Origine : http://www.ast67.org/cong_ast/Dp2.htm

Fatigue, "stress", surmenage, anxiété, agressivité... un nombre toujours croissant de salariés paie au prix fort les conséquences des "nouvelles formes d'organisation du travail et du management" dictées par la compétition exacerbée, la règle du "juste à temps" et du "tout tout de suite", le culte de la "performance" et de la rentabilité.

Psychiatre et professeur de psychologie du travail au Conservatoire National des Arts et Métiers à Paris, le Pr Christophe Dejours étudie depuis longtemps les effets de ces pressions sur les salariés, qui débouchent sur une "souffrance" mentale aux répercussions psychologiques mais aussi physiques. Dans le rapport qu'il présentera à Strasbourg, le Pr Dejours souhaite aider les médecins du travail à mieux comprendre les mécanismes de cette souffrance, mais aussi leur donner des pistes pour tenter d'y remédier.

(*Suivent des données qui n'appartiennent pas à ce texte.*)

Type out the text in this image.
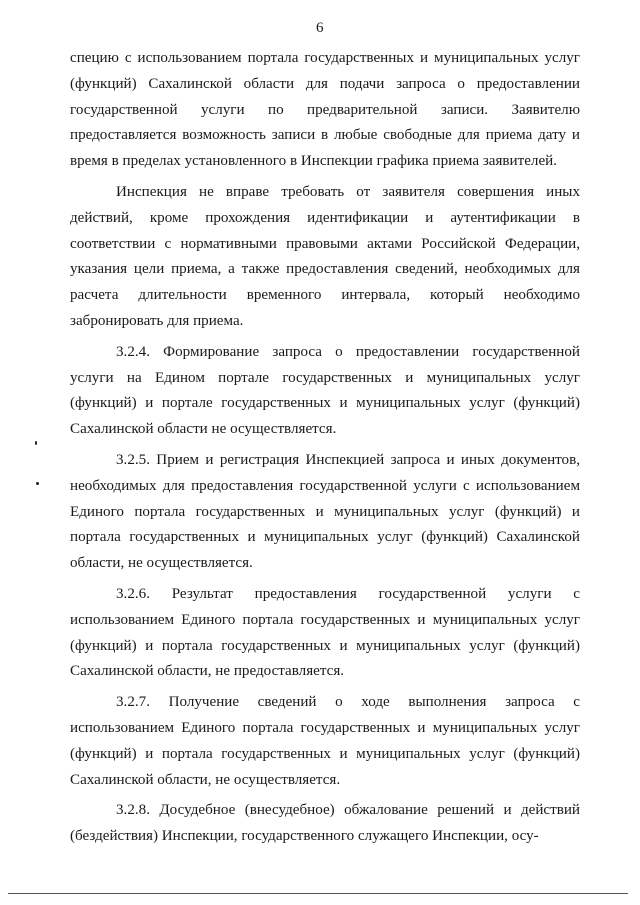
6

специю с использованием портала государственных и муниципальных услуг (функций) Сахалинской области для подачи запроса о предоставлении государственной услуги по предварительной записи. Заявителю предоставляется возможность записи в любые свободные для приема дату и время в пределах установленного в Инспекции графика приема заявителей.

Инспекция не вправе требовать от заявителя совершения иных действий, кроме прохождения идентификации и аутентификации в соответствии с нормативными правовыми актами Российской Федерации, указания цели приема, а также предоставления сведений, необходимых для расчета длительности временного интервала, который необходимо забронировать для приема.

3.2.4. Формирование запроса о предоставлении государственной услуги на Едином портале государственных и муниципальных услуг (функций) и портале государственных и муниципальных услуг (функций) Сахалинской области не осуществляется.

3.2.5. Прием и регистрация Инспекцией запроса и иных документов, необходимых для предоставления государственной услуги с использованием Единого портала государственных и муниципальных услуг (функций) и портала государственных и муниципальных услуг (функций) Сахалинской области, не осуществляется.

3.2.6. Результат предоставления государственной услуги с использованием Единого портала государственных и муниципальных услуг (функций) и портала государственных и муниципальных услуг (функций) Сахалинской области, не предоставляется.

3.2.7. Получение сведений о ходе выполнения запроса с использованием Единого портала государственных и муниципальных услуг (функций) и портала государственных и муниципальных услуг (функций) Сахалинской области, не осуществляется.

3.2.8. Досудебное (внесудебное) обжалование решений и действий (бездействия) Инспекции, государственного служащего Инспекции, осу-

Dans leur activité quotidienne, les médecins du travail sont en première ligne pour observer les développements et les effets de cette souffrance, que viennent leur confier les salariés pendant les visites et les consultations. Dans la majorité des cas pourtant, cette souffrance ne fait pas "craquer" les salariés, qui tentent de s'en accommoder en développant des mécanismes de défense individuelle et en s'y résignant, voire en s'associant eux mêmes à ce processus : le cadre ou l'employé sous pression transfère cette pression à ses collègues ou ses subordonnés, et, de souffrant, se met à son tour à "faire souffrir".

LA PEUR COMME SYSTEME DE MANAGEMENT ?

"On observe une généralisation de la peur dans l'entreprise, qui devient un véritable système de management", constate Christophe Dejours en détaillant ce processus : c'est d'abord la peur de la précarisation, c'est à dire la peur permanente d'être licencié si l'on n'est pas jugé performant. En raison de l'ampleur du chômage, un chef d'entreprise peut facilement rappeler à son personnel que, s'il n'est pas assez "productif", il pourra rapidement être remplacé par quelqu'un de plus "performant", ou simplement de plus jeune ou de plus "motivé", acceptant un salaire moins élevé. La seconde grande peur est liée à l'évaluation permanente des salariés et de leur "rentabilité". Le salarié doit montrer qu'il contribue à apporter un bénéfice à l'entreprise, et doit lui-même en faire la preuve, en fournissant une "auto évaluation" de son activité.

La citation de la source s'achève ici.